I’ve been reading a lot of good things about Alibijaban island. Of how over the years this island in the municipality of San Andres, in the southern tip of Quezon province has become a destination of adventurers and budget travelers. Those who are seeking some white pristine beach to escape the stress and traffic of the city.
There are a lot of photos of Alibijaban online, that’s why it’s impossible for every traveler not to wish to experience this island. Good thing when we availed the Burias Island, Masbate tour, there’s a sidetrip to Alibijaban. Yehey!
It was the last one we explored in the two day island hopping. Masbate has been a pleasant surprise, but still it did not make me less excited for Alibijaban.
After hours of boat travel from Masbate, we finally witnessed the island. The boatmen were directed towards the sandbars. It was low tide then, and just like what we experienced in Cagbalete Island (also in Quezon), we got off the boat a few meters before the shore.
By the time we set foot on Alibijaban, Eloi and I just walked along the sandbar simply enjoying the afternoon. The beach was beautiful, white sand and clean water. There were also a lot of mangroves, a sign of good biodiversity.
Although we only explored Alibijaban in one full afternoon before we head back to the main port and go back to Manila, you can actually do an overnight camping like most travelers do. There are also some locals there renting some rooms for tourists.
Just before the sunset, we saw our boatmen waiving, a sign that we need to go back to the boat asap. Without any warning, we all noticed the weather suddenly changed. Dark clouds surrounded us and the waves became bigger.
And what we were all afraid of happened when we boarded and ready to go.
Waves started to smash our boat.
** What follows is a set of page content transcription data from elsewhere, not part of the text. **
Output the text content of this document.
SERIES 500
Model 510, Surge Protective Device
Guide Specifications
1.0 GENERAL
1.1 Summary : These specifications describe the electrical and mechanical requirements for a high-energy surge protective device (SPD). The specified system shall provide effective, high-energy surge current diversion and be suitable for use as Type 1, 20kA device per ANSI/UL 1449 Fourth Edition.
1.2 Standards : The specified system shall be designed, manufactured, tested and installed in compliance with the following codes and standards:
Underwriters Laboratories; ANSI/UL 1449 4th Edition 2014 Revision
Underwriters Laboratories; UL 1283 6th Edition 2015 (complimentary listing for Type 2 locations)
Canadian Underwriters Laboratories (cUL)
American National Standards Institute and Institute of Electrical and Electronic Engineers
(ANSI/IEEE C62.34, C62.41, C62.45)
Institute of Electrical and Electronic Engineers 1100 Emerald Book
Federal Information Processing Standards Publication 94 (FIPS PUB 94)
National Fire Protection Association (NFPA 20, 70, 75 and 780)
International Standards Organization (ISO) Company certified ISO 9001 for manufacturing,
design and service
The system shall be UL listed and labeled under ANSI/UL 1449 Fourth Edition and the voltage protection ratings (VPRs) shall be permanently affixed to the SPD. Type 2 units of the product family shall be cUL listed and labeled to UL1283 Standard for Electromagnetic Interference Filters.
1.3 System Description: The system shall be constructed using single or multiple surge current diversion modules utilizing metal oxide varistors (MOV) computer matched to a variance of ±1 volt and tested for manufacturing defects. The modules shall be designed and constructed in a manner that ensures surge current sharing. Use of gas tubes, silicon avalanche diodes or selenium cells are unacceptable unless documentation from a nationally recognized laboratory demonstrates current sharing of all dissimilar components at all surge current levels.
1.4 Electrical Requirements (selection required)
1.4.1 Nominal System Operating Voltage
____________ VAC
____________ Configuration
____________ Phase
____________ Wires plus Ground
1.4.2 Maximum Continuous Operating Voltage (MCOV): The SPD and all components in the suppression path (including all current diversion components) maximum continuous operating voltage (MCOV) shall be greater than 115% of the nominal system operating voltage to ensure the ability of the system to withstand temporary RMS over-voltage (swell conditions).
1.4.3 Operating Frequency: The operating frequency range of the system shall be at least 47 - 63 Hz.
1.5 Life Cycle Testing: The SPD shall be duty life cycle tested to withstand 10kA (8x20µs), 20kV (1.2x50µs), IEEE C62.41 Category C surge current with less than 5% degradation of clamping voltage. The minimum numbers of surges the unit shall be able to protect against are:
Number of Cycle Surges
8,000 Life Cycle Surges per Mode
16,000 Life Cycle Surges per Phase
Then the engine stopped, and we were left there swaying, enduring the waves. At first we tried to be calm, but we realized the situation was turning to be serious when we felt panic from our boatmen. Yes, that’s the sign!
The boat was stuck on a huge rock hindering us to move forward. Boatmen were roaming around the trying to figure out what to do next. Then one of them, told us (male passengers) to jump off and help in pushing the boat further. Remember, it was low tide, there were parts where anyone could step on some rocks.
I am not a good swimmer so I hurriedly put on the life vest and ready to go. Two male passengers went before me, then when it was my time to get off, the boatman said to me, “Sir, wag na. ok na. kailangan din ng bigat sa bangka.” Uhm. OKAY. LOL!
Not sure if I’m going to be happy or what by what he just said. LOL! Right now I am able to laugh about what happened, but during that time it was really a serious thing.
It was fortunate that by the time some offered to help, the boat was able to move pass the rock and finally we were able to move further.
So the next challenge for them, how are they going to go back to the boat?
We were particularly worried for our friend Joey. Despite the waves, he was able to climb up the outrigger (katig) and crawl back to the boat. Oh man, he was really holding tight when the waves hit!
As we traveled back to the mainland, waves were still big, yet we were calm. Whew! What a way to end our weekend of awesome island hopping and discovering new spots in the country.
It was already dark when we arrived at the port. Joey and our friends agreed to contribute a small amount to give to our boatmen. You know, we owe them our lives for keeping us safe the entire trip. It was just a small thing we could give to thank them
It was really a complete trip – beautiful islands packed with unforgettable adventure.
Alibijaban Island – Travel Guide
How to get to Alibijaban DIY
There are 3 daily trips of Superlines bound to San Andres, Quezon. You may also go there via Lucena. Once you get to the San Andres, ride a tri-bike (padyak) to the Market, then to the port. For Superlines bus schedule to San Andres, check there site here.
There are morning boat ride going to Alibijaban for 40 pesos. These are boats going to and from the island to deliver goods. Once you miss that I’m afraid you need to rent a boat.
For renting a boat, you may contact Randy through the recommendation of a fellow travel blogger Sir Albert of Albert the Backpacker. Randy’s contact details are 0977-370-8487 and 0998-275-8413. Negotiate their services as they can also assist you with exploring the island, snorkeling and a lot more.
Travel Tips and Reminders
- For accommodation, hotels or resort? Alibijaban is a remote island, camping is the way to go on the island. But there are some kubo style accommodation there, you may contact Ate baby at 09093395311 and 09564732056.
- Environmental fee is 100 pesos per person.
- There are a lot of activities and adventures on the island. You may tour the sandbar and mangroves area. It’s a must! You will also enjoy camping and snorkeling.
- Port fee is 4 pesos.
- Island hopping to Burias Island including Animasola, Tinalisayan, Dapa and Sombrero islands.